The Faleiva who, fearing that if the queen left, they would lose their now so well established supremacy, did all they could to keep her in Leulumoega. But Salamasina would not change her plans. She promised, however, that Leulumoega would forever remain her official residence, and that she would spend with them a considerable time there each year.

Shortly thereafter, the two ladies left for their new home where their arrival was hailed as a good omen for both Salani and the neighbouring Lotofaga. The people’s expectations were realized. As soon as the queen had settled in Salani, the hitherto obscure village became the point of repair for many chiefs and orators who desired to interview Salamasina. The poor villagers often found it hard to supply the wants of the numerous visitors, but the queen helped them by procuring large quantities of food from her wealthy families.

Salamasina often visited her aged friend in the neighbouring Lotofaga, and her life on the south coast was a very pleasant one. Her duties often called her to Nuuausala, her residence in Leulumoega, but she curtailed those visits as much as she could. Her heart was with her children Fofoaivao’ese and Satele Tapumanaia in Salani.

One more event would fill her heart with deep sorrow. It was the sudden demise of her foster mother and friend Sooa’e. She immediately returned to Lotofaga to see once more the mortal remains of the woman to whom she owed so much. She stayed until the solemn funeral rites were over and then returned to Salani to mourn the loss of Levalasi.

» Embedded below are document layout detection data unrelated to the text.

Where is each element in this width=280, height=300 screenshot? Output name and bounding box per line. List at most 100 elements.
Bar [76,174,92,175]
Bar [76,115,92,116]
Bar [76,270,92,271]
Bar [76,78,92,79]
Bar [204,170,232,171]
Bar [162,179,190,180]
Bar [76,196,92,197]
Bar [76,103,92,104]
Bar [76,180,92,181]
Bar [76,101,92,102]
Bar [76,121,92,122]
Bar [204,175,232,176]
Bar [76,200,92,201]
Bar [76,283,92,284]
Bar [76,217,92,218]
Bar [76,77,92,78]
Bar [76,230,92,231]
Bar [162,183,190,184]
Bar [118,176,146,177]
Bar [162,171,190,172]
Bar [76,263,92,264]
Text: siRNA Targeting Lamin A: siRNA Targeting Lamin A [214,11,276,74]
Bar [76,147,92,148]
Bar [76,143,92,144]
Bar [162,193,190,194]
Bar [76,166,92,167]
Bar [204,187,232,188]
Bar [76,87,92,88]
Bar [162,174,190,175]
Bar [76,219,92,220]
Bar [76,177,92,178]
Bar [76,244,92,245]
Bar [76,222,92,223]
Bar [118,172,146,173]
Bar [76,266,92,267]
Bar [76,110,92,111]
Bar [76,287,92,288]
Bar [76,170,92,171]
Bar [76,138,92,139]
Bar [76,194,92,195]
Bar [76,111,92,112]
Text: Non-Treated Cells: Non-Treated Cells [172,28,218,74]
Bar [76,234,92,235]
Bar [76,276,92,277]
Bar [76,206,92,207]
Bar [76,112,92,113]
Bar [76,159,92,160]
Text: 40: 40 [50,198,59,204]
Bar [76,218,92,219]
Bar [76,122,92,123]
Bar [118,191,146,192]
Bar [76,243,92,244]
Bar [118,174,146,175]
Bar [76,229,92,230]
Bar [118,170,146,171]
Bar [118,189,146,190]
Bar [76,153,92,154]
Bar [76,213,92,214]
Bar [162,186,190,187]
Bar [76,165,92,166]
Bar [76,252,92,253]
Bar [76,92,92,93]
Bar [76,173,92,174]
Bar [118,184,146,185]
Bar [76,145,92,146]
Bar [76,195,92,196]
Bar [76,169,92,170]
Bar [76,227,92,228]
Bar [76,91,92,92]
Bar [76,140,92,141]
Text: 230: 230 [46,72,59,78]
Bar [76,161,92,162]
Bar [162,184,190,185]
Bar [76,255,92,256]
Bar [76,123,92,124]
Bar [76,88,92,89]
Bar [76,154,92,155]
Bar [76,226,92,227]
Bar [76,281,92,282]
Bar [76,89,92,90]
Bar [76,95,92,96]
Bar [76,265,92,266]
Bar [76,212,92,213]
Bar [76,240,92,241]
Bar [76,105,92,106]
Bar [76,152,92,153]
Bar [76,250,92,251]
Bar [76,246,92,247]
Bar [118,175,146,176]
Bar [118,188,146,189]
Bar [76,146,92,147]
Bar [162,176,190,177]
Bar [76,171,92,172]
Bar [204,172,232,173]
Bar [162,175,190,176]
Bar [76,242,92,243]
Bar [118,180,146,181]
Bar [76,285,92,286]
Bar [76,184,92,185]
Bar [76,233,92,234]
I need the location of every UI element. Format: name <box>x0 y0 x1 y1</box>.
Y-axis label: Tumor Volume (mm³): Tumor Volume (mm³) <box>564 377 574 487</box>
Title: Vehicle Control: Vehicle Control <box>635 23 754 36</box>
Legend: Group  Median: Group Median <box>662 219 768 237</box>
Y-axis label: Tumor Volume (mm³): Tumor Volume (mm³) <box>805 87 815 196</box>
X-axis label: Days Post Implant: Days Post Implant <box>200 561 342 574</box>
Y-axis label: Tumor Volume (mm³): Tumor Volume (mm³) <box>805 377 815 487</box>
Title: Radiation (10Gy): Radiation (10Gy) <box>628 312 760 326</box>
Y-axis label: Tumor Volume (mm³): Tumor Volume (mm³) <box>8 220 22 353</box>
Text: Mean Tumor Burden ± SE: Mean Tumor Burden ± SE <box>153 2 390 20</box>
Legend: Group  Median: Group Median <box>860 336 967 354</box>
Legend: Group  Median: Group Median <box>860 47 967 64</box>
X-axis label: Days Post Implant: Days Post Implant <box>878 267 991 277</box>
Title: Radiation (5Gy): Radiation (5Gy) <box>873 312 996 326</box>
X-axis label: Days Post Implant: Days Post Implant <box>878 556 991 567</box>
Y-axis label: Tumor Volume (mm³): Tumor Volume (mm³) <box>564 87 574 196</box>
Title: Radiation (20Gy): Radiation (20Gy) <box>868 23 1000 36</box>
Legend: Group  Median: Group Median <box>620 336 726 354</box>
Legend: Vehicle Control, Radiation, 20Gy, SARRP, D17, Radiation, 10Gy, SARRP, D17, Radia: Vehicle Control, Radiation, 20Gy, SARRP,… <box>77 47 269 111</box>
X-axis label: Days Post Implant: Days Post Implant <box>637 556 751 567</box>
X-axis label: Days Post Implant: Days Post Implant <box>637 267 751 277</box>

Tapumanaia, the son of Salamasina, had been made the chief of Salani while he was a youth in his teens. Due to his high descent, as well as to his skill and tact in ruling his people, he had become known and respected far and wide. He had married Tatini, the daughter of Tailua. Their son Tapumanaia, the third of that name, was the joy and consolation of the queen, his grandmother. She brought him up just as carefully as she herself had been brought up by Levalasi.

An event that filled her with much joy was the marriage of her daughter Fofoa, her love child, to Tauatamainiulaita. What gratified her particularly was that the union of this couple that was brought about by mutual love and esteem, and not by the machinations of the orators.

Several more years passed in undisturbed peace for her country and joy and happiness for herself amidst her children and grandchildren. But, alas, even a queen cannot lengthen the span of her life. However, when she felt that her forefathers were calling here to rejoin them in Pulotu, she did not complain. Her life had been spent in the service of her country, and she knew that she would leave her people happier than they had ever been.

At her last hour, she was surrounded by her family and the high chiefs from all parts of Samoa. She took a fond farewell to them and decreed that her daughter Fofoa succeed her as Tuia’ana. Then, she peacefully breathed her last.

Her orders were carried out faithfully. Fofoa was invested with the title of Tuia’ana and she became the progenitor of a long line of rulers.

In accordance with her last wish, Salamasina was buried in Lotofaga beside her friend Sooa’e. Her grave was surrounded by three tiers of stones and ornamented with glittering white coral and shells from Salani.

Thus passed away the most famous person known in the history of Samoa. Just as her monumental grave is still taken care of by the Levalasi, so has her memory survived the passage of four hundred years, and there is not an orator who does not know the history of Salamasina as the first queen of Samoa.